Can you name an OS that gives more support to OEMs than Android?

  • > Can you name an OS that gives more support to OEMs than Android?

    I don't see how this is relevant for this discussion? The whole point is that Android is only opensource in name. You must license Google Play services from Google otherwise Android is practically useless since you can't run 99.9% of the Android apps. When you license Google Play services Google will also impose all kinds of other restrictions on you which have nothing to do with Google Play services. Like for example mandating you don't set Perplexity AI as the default...

    Imagine Microsoft "open-sourcing" Windows (by doing some source drops at regular intervals) but you wouldn't be able to run all the existing Windows applications on it without licensing closed source software and online services from Microsoft.

    • Counter argument then.

      Why can’t I as a laptop manufacturer decide to install a different default browser on Windows for my devices? Or change the start menu?

      The phone manufacturer can choose to ship another OS.

      Now sure there is absolutely an argument about their monopoly causing other apps to not be compatible on your own custom os but the same argument applies to windows and the only way to make apps run on linux is through an emulation/compatibility layer and even then it might not work.

      So by that argument Microsoft should also be taken up for antitrust, which Im all for but I doubt thats going to happen.

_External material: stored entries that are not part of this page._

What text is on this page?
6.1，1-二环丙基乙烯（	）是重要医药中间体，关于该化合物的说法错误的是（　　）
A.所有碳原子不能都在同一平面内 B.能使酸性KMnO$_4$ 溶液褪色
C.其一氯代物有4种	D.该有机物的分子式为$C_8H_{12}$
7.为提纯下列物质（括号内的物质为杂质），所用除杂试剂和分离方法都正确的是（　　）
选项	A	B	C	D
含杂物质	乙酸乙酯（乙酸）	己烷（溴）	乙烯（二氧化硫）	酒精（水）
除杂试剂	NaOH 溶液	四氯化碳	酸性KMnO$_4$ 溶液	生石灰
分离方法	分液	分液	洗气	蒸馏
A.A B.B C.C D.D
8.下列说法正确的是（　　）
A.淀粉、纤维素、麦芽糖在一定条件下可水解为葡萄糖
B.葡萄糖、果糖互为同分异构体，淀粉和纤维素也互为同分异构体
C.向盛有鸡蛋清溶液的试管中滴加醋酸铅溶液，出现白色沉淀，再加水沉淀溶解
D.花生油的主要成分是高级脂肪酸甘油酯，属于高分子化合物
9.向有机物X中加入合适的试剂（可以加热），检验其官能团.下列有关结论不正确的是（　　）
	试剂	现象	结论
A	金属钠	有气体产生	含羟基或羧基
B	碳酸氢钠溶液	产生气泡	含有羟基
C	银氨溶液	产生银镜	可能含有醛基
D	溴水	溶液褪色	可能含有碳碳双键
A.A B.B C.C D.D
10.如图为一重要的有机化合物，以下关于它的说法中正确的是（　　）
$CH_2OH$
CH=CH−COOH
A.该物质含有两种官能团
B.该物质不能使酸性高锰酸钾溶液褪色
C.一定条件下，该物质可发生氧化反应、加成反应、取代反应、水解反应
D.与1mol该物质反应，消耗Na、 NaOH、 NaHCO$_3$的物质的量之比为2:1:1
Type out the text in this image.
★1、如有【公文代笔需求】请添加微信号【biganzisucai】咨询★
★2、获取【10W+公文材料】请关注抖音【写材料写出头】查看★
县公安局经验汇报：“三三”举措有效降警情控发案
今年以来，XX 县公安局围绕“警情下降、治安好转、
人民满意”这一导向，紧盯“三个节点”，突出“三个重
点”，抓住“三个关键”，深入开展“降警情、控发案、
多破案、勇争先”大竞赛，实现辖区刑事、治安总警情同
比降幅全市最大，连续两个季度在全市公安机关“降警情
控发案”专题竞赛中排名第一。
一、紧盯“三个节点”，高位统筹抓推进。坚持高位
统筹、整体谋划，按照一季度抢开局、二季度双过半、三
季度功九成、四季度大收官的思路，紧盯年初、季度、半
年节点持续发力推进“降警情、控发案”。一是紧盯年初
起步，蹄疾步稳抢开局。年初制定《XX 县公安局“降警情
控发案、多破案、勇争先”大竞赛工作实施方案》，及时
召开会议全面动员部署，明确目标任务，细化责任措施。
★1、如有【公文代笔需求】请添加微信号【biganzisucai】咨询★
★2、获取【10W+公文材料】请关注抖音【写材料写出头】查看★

    • > Imagine Microsoft "open-sourcing" Windows (by doing some source drops at regular intervals) but you wouldn't be able to run all the existing Windows applications on it without licensing closed source software and online services from Microsoft.

      Or building your own services, presumably?

      4 replies →

  • Windows Phone, before Android and iOS killed it.

    Incidentally, version 8 was vastly superior to current iOS or Android, even after those OS’s stole a few UI innovations.

    If only the team responsible for that got to run Windows, and not the other way around!